CG: Phew! That’s a big (and important) question! May I begin by just referring you to the latest VIDA count? http://www.vidaweb.org/the-2017-vida-count/ Clearly, women are still under represented in literary reviews. I also think there are more subtle biases at work: women’s books being taken less seriously and women’s books being shoe-horned into genre categories, and then those genre categories being taken less seriously. One issue that bothers me is that I have been consistently encouraged to keep my female protagonists relatively young. The older I get the more this troubles me. I want to write strong female characters who are older than 40 (what a friend of mine calls “pseudo-old”). There are crime writers who are doing this (Becky Masterman comes to mine), but there’s still a pressure to make our female protagonists young-ish. One way I dealt with that in my next book, The Night Visitors, is to have two women protagonists—one young-ish, one old-ish.
MT: There seems to be a lot of gaslighting in this book. In our day and age, there seems to be a lot of gaslighthing of women in general. What was the point of using this device—other than it being an age-old advice used in thrillers with women—especially in this modern day and age? What are your favorite books that use this device?
CG: I have known so many women, myself included, who have been in relationships in which their perception of reality was questioned and undermined. I don’t think I was thinking of the political landscape when I wrote this particular book, but I have to say that the strategies of gaslighting sure felt familiar when they emerged on the public stage. I said above that one of the questions I always ask myself about a character is what is their blind spot. The next question could be: how might someone take advantage of that blind spot? I think my favorite book that uses this strategy is Rebecca by Daphne du Maurier.

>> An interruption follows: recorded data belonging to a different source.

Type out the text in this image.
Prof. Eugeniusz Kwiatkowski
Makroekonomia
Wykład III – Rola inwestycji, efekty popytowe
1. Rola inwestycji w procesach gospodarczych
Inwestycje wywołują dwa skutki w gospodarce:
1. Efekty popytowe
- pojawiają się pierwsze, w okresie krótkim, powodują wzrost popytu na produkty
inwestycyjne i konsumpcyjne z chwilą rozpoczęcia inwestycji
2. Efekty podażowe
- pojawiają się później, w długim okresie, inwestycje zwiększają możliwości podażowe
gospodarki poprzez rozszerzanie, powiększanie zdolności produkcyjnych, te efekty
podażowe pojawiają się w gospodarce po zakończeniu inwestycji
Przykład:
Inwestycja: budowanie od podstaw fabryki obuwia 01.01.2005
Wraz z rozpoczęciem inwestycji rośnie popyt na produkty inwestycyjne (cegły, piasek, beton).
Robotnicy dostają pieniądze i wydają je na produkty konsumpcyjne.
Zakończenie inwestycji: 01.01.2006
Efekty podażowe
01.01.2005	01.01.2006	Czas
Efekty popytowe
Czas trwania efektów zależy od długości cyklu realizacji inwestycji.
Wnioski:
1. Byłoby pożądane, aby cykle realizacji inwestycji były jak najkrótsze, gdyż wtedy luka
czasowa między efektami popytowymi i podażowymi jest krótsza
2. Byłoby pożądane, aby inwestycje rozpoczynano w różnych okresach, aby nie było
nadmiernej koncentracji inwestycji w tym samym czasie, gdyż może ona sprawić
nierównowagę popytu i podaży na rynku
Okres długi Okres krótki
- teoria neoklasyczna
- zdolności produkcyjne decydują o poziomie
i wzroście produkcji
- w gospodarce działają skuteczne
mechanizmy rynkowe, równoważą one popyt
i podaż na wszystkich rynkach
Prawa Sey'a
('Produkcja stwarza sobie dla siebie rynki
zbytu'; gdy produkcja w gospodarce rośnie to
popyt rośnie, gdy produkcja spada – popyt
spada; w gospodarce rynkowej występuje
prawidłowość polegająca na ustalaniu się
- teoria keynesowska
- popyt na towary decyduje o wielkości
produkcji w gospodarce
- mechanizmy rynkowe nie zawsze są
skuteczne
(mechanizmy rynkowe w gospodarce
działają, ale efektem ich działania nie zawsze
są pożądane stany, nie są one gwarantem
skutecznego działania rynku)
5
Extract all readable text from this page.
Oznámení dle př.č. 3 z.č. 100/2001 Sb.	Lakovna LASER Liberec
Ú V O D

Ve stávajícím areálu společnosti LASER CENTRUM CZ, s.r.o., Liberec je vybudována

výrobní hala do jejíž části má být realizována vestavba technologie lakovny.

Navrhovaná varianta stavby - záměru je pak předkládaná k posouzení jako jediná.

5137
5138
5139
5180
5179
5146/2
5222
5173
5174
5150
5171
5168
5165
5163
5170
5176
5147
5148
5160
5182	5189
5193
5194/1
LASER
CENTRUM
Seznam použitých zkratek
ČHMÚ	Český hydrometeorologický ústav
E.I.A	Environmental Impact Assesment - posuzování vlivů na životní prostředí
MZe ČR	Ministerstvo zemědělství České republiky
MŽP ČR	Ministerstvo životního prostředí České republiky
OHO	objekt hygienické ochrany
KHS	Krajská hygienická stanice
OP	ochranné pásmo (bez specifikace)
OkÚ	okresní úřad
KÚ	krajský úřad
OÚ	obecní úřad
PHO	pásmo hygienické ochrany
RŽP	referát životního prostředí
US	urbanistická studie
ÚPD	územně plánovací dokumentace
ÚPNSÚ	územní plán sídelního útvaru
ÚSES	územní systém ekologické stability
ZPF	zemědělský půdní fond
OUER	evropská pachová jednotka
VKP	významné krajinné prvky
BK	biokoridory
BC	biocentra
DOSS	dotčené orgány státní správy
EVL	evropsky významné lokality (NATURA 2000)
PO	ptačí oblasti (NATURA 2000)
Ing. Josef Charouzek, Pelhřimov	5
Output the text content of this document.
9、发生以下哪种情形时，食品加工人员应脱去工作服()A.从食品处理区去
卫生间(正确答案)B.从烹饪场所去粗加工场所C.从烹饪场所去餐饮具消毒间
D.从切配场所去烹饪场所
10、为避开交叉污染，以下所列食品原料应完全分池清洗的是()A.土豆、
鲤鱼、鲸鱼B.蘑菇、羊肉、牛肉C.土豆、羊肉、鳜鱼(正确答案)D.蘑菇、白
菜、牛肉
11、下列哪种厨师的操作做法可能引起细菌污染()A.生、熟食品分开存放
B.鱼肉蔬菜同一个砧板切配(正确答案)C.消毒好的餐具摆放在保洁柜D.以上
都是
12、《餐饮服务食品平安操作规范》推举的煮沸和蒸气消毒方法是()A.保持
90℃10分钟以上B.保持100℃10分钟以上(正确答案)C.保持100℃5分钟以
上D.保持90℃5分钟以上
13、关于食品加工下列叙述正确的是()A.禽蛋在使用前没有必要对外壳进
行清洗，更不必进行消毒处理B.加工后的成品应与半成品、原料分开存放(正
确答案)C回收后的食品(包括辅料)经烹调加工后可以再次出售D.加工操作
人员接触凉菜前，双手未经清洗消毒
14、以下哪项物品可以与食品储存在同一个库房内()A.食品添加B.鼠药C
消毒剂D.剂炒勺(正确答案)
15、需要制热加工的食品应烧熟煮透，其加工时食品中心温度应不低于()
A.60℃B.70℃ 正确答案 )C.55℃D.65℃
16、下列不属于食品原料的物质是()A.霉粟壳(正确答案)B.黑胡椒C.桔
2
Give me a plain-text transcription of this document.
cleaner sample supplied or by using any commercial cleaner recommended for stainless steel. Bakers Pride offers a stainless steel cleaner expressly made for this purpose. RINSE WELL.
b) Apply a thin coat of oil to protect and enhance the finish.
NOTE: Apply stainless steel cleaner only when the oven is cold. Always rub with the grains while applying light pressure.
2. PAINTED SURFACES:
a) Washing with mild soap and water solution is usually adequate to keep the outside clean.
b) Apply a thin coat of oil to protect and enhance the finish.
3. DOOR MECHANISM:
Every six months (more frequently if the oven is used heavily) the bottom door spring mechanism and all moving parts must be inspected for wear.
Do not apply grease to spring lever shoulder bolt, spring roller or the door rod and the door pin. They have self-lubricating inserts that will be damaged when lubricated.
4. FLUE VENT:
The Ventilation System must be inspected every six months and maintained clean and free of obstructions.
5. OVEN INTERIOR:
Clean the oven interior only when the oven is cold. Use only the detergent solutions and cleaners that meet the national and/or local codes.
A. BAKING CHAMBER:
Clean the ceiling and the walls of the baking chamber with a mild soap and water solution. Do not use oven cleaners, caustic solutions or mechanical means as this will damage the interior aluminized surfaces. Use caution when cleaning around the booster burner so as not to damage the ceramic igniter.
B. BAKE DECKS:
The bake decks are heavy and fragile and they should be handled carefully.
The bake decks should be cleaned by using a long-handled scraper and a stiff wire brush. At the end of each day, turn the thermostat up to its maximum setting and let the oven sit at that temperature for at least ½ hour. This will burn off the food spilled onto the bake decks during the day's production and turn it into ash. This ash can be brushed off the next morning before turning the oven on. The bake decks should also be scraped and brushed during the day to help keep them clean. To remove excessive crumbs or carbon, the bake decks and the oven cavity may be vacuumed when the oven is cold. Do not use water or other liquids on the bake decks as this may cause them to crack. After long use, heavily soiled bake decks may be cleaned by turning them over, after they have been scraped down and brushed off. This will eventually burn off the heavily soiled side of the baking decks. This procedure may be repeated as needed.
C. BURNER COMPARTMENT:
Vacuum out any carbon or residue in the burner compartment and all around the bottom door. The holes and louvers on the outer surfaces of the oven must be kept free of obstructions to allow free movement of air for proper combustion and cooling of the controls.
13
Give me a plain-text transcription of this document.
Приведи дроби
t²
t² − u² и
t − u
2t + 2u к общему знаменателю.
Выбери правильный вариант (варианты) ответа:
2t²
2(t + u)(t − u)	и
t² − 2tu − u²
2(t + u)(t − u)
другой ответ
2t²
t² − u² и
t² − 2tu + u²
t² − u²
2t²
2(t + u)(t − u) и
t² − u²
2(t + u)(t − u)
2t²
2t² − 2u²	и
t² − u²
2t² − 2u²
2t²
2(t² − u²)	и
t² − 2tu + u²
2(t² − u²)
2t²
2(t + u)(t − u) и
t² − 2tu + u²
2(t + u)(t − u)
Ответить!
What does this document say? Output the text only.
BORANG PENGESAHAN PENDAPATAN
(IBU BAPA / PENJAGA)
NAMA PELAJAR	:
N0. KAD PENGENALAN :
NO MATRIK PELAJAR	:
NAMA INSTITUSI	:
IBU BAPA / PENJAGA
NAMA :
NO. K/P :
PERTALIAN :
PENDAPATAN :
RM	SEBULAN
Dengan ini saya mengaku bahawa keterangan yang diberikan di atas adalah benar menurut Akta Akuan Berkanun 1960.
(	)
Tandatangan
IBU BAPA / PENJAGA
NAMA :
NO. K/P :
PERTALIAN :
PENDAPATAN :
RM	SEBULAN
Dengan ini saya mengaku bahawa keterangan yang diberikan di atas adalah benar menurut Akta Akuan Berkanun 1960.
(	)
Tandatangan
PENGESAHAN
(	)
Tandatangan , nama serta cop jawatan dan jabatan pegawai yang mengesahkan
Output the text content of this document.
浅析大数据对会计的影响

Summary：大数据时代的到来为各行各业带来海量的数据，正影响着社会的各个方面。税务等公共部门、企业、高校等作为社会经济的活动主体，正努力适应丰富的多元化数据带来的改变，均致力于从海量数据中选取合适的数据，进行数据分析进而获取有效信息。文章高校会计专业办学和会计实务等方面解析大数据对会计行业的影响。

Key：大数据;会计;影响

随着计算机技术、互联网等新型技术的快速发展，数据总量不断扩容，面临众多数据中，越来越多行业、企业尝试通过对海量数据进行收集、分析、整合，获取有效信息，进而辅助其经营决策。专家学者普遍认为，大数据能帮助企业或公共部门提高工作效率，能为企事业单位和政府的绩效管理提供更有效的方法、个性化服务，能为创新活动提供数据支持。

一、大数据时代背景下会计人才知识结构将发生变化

MT: What are your favorite things to do besides writing? Did you have any careers prior to writing? How did you find yourself becoming a writer, or was it always an ongoing process?
CG: Ha! See above for my lack of other careers. Except for teaching, which I trained to do on the secondary level and still do, part time, as a college adjunct. As for what I do other than writing: I do twenty minutes of yoga in the morning before writing, take long walks as breaks from writing, and read and watch television at night to relax after a long day of writing.
MT: What will your next book be about? What will fans of The Widow’s Househave to expect in coming books from the great Carol Goodman?
CG: My next book is The Night Visitors, due out in late March 2019. It’s about two women: a young woman who is fleeing with a young boy to the Catskills and the (older) social worker who takes them in to her (possibly haunted) house. One of the satisfying things about writing this book was the research I did to write it. I wanted to know what it was like to work at a crisis hotline so I did a forty-hour training session and have been working at Family of Woodstock ever since.
MT: Thank you so much, Carol, for agreeing to be interviewed for www.writerstellall.com-- we all loved your book and loved picking your brain. This is a fantastic book that will delight readers for generations to come. Do you have any other thoughts, comments, remarks, or otherwise to leave us with?
CG: Thank you, Matt and your colleagues, for such high praise and such thoughtful questions. You’ve made me think! Just … keep reading. It keeps your mind sharp and we all need that more than ever right now.